Representative image of a rounded spheroid from the HDFa line, measuring approximately 591.02 µm (A). The spheroid from the HaCat line measures 432.36 µm (B).

Figure 4

The viability of HDFa cells was evaluated using the resazurin reduction assay following exposure to 2-hydroxychalcone and blue light irradiation at a dose of 150 J/cm² and 2-hydroxychalcone kept in the dark. Results are shown for both the monolayer model (A) and the spheroid model (B). All values are expressed in micrograms per milliliter (μg/mL). The results of the three independent experiments are expressed as the mean ± standard deviation (SD). The statistical significance of the results was determined using one-way ANOVA, with a p-value of less than 0.001 indicated by asterisks (***).

Figure 5

The viability of HaCat cells was evaluated using the resazurin reduction method after exposure to 2-hydroxychalcone and blue light irradiation at a dose of 150 J/cm² and 2-hydroxychalcone kept in the dark. The results are presented for both the monolayer model (A) and the spheroid model (B). Values are expressed in micrograms per milliliter (μg/mL). The results of the three independent experiments are expressed as the mean ± standard deviation (SD).

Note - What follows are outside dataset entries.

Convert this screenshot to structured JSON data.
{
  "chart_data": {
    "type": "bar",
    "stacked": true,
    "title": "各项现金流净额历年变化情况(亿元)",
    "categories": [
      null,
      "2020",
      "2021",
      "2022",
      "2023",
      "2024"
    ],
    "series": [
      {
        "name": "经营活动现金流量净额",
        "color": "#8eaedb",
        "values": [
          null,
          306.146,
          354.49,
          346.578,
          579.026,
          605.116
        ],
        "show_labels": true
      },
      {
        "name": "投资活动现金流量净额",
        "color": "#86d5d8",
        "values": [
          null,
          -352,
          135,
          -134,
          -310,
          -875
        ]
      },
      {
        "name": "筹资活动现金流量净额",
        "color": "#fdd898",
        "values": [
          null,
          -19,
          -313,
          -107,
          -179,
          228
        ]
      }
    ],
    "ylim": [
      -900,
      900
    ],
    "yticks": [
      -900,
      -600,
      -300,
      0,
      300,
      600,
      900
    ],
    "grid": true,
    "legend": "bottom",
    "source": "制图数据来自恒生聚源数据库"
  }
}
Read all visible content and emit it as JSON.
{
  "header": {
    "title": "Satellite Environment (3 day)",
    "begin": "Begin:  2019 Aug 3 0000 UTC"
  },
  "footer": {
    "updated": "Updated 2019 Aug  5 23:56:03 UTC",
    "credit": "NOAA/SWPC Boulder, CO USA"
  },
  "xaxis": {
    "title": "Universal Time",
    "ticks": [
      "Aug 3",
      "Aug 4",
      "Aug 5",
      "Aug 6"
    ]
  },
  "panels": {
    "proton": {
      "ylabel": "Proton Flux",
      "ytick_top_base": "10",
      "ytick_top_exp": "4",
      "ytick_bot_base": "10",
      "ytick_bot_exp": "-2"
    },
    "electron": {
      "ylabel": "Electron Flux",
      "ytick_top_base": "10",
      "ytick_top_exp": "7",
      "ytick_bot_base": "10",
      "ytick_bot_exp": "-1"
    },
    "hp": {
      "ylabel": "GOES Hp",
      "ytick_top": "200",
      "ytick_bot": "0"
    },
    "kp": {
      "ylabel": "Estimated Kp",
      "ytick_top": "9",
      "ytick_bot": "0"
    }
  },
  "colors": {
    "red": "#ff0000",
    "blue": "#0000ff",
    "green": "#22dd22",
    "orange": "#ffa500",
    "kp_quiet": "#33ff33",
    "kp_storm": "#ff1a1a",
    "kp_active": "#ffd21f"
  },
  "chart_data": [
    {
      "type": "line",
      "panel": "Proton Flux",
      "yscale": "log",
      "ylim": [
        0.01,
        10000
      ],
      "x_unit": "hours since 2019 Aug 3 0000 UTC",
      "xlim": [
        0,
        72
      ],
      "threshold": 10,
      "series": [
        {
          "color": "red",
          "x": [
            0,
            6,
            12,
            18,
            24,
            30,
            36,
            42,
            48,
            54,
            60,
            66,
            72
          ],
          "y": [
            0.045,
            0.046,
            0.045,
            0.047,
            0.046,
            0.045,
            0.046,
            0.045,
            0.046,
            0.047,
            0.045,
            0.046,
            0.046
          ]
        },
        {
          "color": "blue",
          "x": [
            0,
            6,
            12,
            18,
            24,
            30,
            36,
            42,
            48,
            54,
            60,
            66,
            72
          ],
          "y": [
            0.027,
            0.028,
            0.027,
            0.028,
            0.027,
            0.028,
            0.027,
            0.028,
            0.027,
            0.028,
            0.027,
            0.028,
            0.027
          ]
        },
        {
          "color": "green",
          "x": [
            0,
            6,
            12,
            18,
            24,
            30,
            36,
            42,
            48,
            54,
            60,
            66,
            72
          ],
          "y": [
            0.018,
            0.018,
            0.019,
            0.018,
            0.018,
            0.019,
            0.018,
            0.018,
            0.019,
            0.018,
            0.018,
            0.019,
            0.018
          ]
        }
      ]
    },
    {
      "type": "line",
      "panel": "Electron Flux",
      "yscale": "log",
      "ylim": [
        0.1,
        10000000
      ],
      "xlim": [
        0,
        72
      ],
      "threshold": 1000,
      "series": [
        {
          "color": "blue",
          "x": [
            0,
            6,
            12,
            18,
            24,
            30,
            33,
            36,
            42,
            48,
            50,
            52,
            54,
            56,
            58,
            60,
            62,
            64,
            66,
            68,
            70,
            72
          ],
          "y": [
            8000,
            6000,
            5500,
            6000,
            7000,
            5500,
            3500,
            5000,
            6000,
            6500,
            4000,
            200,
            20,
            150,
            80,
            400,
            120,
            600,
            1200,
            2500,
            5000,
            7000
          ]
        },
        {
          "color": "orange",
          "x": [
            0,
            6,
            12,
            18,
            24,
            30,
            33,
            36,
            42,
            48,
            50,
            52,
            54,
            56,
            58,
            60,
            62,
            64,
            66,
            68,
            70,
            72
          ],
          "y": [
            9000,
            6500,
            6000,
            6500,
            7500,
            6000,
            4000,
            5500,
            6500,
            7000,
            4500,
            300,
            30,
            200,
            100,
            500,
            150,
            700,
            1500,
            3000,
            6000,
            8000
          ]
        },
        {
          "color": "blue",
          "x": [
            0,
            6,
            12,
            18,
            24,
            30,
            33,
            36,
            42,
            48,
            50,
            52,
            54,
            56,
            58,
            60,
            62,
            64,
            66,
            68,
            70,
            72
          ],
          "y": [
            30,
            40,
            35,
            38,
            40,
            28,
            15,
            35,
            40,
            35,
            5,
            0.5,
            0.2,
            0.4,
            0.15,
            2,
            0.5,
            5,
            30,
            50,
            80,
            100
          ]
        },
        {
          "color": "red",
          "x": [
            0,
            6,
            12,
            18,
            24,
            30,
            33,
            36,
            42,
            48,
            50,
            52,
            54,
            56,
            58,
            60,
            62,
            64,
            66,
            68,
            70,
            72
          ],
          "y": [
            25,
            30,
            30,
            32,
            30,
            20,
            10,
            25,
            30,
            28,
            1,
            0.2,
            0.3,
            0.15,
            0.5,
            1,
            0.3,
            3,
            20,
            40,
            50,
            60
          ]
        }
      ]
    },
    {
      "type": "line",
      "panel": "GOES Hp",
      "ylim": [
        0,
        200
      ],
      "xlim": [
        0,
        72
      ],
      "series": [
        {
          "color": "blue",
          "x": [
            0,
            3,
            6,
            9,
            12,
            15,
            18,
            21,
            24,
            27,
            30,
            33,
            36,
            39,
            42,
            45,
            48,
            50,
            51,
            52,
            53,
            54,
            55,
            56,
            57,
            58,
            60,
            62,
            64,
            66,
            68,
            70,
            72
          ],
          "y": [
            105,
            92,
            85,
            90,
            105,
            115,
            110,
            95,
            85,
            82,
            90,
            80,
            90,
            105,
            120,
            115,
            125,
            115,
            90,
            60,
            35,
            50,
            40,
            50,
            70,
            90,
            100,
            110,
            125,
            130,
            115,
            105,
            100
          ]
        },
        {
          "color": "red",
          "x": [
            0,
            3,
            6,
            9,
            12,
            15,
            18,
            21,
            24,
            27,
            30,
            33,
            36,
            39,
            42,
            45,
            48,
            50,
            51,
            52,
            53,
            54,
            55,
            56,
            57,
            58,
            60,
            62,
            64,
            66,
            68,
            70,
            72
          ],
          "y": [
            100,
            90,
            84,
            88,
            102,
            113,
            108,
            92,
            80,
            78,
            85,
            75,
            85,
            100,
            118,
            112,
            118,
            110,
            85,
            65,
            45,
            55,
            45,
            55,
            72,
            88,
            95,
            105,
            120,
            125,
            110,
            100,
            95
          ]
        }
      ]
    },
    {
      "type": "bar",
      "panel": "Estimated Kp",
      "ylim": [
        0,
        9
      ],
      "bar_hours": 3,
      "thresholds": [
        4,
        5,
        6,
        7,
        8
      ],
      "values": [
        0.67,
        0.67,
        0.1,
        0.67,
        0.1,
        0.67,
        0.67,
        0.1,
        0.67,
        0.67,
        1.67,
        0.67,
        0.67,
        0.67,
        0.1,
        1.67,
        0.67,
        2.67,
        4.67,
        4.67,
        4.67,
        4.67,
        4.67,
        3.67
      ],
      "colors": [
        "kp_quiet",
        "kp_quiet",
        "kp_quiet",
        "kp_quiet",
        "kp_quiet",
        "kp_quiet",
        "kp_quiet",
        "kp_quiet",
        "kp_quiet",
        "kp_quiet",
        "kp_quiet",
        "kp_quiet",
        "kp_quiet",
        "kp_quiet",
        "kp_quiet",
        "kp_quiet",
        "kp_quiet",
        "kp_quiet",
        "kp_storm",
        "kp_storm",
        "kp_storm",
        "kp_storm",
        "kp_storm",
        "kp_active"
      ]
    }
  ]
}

The statistical significance of the results was determined using one-way ANOVA, with an asterisk (*) indicating a p-value of less than 0.05; (***) indicating a p-value of less than 0.001.

Figure 6

The percentage survival of Caenorhabditis elegans at larval stage 4 (L4). Mutant strain AU37 (A) and wild-type N2 (B) after 24 h of treatment with different concentrations of 2-hydroxychalcone in the dark and 2-hydroxychalcone-mediated PDT. The results of the three independent experiments are expressed as the mean ± standard deviation (SD). The statistical significance of the results was determined using one-way ANOVA, with *** p < 0.001.

Figure 7

Representative image of Caenorhabditis elegans (wild-type strain N2) larvae at the L4 larval stage treated with different concentrations of 2-hydroxychalcone and kept in the dark: 250 µg/mL (a); 125 µg/mL (b); 62.5 µg/mL (c); 31.25 µg/mL (d); 15.6 µg/mL (e); 7.8 µg/mL (f); 3.9 µg/mL (g); 1.95 µg/mL (h); 0.98 µg/mL (i); and untreated control (j) (magnification 10×). Rod-shaped larvae were considered dead (blue arrows), while sinusoidal larvae were considered alive (orange arrows).

Figure 8

Representative image of C. elegans N2 larvae at the L4 larval stage treated with different concentrations of 2-hydroxychalcone mediated by PDT: 250 µg/mL (a); 125 µg/mL (b); 62.5 µg/mL (c); 31.25 µg/mL (d); 15.6 µg/mL (e); 7.8 µg/mL (f); 3.9 µg/mL (g); 1.95 µg/mL (h); 0.98 µg/mL (i); and untreated control (j) (magnification 10×). Rod-shaped larvae were considered dead (blue arrows), while sinusoidal larvae were considered alive (orange arrows).

Figure 9

Survival curve of G. mellonella larvae treated with different concentrations of 2-hydroxychalcone (10, 50, 100, and 200 mg/kg) in the dark (A) and mediated by PDT (B). The survival curves were plotted of three independent assays as the mean ± standard deviation (SD).